Second, you will be removing your floor to clean the boat if you run a silty river. Removing it is not hard or time consuming once you figure out the method (you'll curse until then), but it's the only way to really clean it. The floor folds up easily when deflated and removed. I ran the San Juan, and there was a thin layer of silt on one end when we took out. Took the floor out, threw some buckets of river water in there...good to go until a complete home cleaning. It is a little harder to put it in than take it out, so I always try to replace the floor when full cleaning is done so I don't have to deal with it at a put in. The whole boat needs to be deflated in my experience to replace the floor, but I can get the floor out with the main tubes up. For people that use trailers this would probably get very irritating, and may be the tipping point for looking at a stitch in floor. 

Third, like other drop stitch floors, it's stiff, which means it is very nice to stand on but also seems to make the boat stickier on the rocks. Solution: run it soft on bony runs. 

I think that is it, really. It is obviously a way to keep the costs down for NRS, although you do get something people are willing to pay extra for in other boats. The fixed floor is thick and non-air holding and is protective in that way both on the river and rolled. Water bails right out, no problem. Boat floats. Seams are welded. A person can use it to go rafting on rivers.


----------



## scoop (Oct 11, 2014)

There seems to be a lot of good boats for sale in the classifies. I'd pick-up a higher quality used boat or cat if it were me.


----------



## smhoeher (Jun 14, 2015)

A friend of mine borrowed the bought my old Odyssey bucket boat and used it a few times.
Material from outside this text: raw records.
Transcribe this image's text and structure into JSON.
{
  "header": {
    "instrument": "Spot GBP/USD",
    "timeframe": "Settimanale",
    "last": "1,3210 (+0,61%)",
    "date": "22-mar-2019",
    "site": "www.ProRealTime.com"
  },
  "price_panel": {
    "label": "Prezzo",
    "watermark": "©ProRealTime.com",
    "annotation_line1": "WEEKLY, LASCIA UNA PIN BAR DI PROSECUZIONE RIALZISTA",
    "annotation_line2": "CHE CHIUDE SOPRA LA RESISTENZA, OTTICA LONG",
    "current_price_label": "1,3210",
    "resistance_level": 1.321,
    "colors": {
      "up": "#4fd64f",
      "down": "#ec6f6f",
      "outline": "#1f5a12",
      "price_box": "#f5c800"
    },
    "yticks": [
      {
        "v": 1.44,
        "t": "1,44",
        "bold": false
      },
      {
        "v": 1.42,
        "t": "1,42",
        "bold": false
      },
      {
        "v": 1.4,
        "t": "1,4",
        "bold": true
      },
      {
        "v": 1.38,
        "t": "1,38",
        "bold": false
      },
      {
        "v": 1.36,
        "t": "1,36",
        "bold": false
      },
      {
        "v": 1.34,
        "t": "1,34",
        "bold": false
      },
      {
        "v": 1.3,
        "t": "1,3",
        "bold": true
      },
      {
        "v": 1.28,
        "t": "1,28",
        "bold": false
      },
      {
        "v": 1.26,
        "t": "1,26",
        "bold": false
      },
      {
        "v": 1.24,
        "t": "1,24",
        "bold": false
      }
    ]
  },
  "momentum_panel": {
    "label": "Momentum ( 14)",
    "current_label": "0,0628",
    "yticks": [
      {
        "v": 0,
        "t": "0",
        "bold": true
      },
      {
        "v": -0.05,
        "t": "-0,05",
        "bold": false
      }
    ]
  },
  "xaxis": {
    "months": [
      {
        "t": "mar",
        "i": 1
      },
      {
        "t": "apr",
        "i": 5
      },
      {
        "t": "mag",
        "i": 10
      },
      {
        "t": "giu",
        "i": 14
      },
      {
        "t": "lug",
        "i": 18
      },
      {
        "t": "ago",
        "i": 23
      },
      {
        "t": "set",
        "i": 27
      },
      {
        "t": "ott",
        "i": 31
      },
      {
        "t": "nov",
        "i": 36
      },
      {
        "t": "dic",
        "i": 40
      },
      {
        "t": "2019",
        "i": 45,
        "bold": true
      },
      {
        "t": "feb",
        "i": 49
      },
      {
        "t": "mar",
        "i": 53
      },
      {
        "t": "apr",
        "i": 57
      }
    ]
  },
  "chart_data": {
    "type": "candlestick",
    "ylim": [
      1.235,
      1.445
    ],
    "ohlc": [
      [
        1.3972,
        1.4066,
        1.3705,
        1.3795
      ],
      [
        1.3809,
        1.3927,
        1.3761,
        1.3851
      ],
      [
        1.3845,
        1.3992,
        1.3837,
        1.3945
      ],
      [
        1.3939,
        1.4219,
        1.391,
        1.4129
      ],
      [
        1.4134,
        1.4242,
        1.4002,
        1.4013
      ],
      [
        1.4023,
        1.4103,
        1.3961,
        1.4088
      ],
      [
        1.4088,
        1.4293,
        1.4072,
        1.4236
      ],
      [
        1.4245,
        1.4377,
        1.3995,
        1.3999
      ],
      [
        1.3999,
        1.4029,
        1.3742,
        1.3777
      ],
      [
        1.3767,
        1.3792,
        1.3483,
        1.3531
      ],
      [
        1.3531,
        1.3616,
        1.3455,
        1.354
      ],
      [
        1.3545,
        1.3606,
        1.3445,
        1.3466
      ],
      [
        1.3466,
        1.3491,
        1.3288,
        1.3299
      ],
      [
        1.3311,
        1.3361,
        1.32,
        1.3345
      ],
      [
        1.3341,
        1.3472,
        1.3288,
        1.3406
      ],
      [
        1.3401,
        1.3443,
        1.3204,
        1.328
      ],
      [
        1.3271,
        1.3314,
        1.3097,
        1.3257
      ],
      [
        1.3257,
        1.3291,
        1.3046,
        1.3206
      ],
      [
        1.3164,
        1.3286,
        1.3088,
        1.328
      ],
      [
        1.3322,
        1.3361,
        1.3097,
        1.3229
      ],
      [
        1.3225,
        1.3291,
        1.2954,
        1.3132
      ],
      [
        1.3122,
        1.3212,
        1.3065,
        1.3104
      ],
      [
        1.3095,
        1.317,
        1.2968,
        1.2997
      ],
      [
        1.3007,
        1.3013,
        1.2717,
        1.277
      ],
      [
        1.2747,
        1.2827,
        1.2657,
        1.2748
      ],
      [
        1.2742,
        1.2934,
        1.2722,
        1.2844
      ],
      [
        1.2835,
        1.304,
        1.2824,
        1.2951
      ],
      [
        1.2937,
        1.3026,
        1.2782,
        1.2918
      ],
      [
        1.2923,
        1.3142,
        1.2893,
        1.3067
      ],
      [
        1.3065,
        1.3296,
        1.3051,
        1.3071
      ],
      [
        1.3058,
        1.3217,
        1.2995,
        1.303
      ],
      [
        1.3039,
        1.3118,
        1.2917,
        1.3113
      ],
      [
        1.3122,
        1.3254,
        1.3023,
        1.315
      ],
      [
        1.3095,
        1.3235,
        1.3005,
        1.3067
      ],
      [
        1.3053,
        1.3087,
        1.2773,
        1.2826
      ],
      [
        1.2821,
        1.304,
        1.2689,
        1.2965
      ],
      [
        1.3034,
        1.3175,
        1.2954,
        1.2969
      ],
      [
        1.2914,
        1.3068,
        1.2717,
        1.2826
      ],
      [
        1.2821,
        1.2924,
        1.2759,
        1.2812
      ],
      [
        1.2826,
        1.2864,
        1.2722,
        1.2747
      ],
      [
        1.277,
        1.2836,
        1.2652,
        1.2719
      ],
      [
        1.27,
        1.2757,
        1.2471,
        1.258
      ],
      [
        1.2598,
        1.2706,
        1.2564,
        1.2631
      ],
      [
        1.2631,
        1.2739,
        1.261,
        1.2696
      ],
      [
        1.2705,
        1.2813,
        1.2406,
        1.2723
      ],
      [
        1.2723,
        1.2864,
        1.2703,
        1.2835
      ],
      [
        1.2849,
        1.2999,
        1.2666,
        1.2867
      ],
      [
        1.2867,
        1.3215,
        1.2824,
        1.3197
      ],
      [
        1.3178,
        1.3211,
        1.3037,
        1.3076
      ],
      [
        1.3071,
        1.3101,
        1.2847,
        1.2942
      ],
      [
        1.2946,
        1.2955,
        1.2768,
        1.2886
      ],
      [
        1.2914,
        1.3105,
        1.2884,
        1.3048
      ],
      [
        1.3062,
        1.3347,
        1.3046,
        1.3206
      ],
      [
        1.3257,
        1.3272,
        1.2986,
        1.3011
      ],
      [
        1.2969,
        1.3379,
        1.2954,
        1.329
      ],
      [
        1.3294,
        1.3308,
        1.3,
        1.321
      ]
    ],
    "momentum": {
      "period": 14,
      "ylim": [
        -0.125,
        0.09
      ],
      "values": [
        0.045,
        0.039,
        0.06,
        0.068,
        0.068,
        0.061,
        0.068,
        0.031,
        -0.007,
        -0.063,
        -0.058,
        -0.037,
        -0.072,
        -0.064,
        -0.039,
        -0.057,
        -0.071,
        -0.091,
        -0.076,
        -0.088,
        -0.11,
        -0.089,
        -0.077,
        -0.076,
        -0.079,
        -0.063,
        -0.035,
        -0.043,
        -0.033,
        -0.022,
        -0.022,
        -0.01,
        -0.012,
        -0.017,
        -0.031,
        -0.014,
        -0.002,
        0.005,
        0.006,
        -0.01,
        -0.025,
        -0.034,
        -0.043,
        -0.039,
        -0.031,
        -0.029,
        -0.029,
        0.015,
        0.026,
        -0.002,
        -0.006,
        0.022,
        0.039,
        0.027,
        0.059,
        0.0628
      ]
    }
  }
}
He decided to go all hog into rafting. Here's my educated estimate of what he bought, all new. He bought almost everything at Whitewater West in Grand Junction:

- NRS 15' Otter, $4500
- NRS frame, including the mounts for a motor, $1725
- 3 Cataract oars, $825 
- Cooler, dry box, drop bag, etc. $1100
-Bimini, $500
- 6 hp Mercury motor, $2500
- Trailer, $3000
-Misc. straps, ropes, gear, etc. - $800

Total - $15450!!!!


----------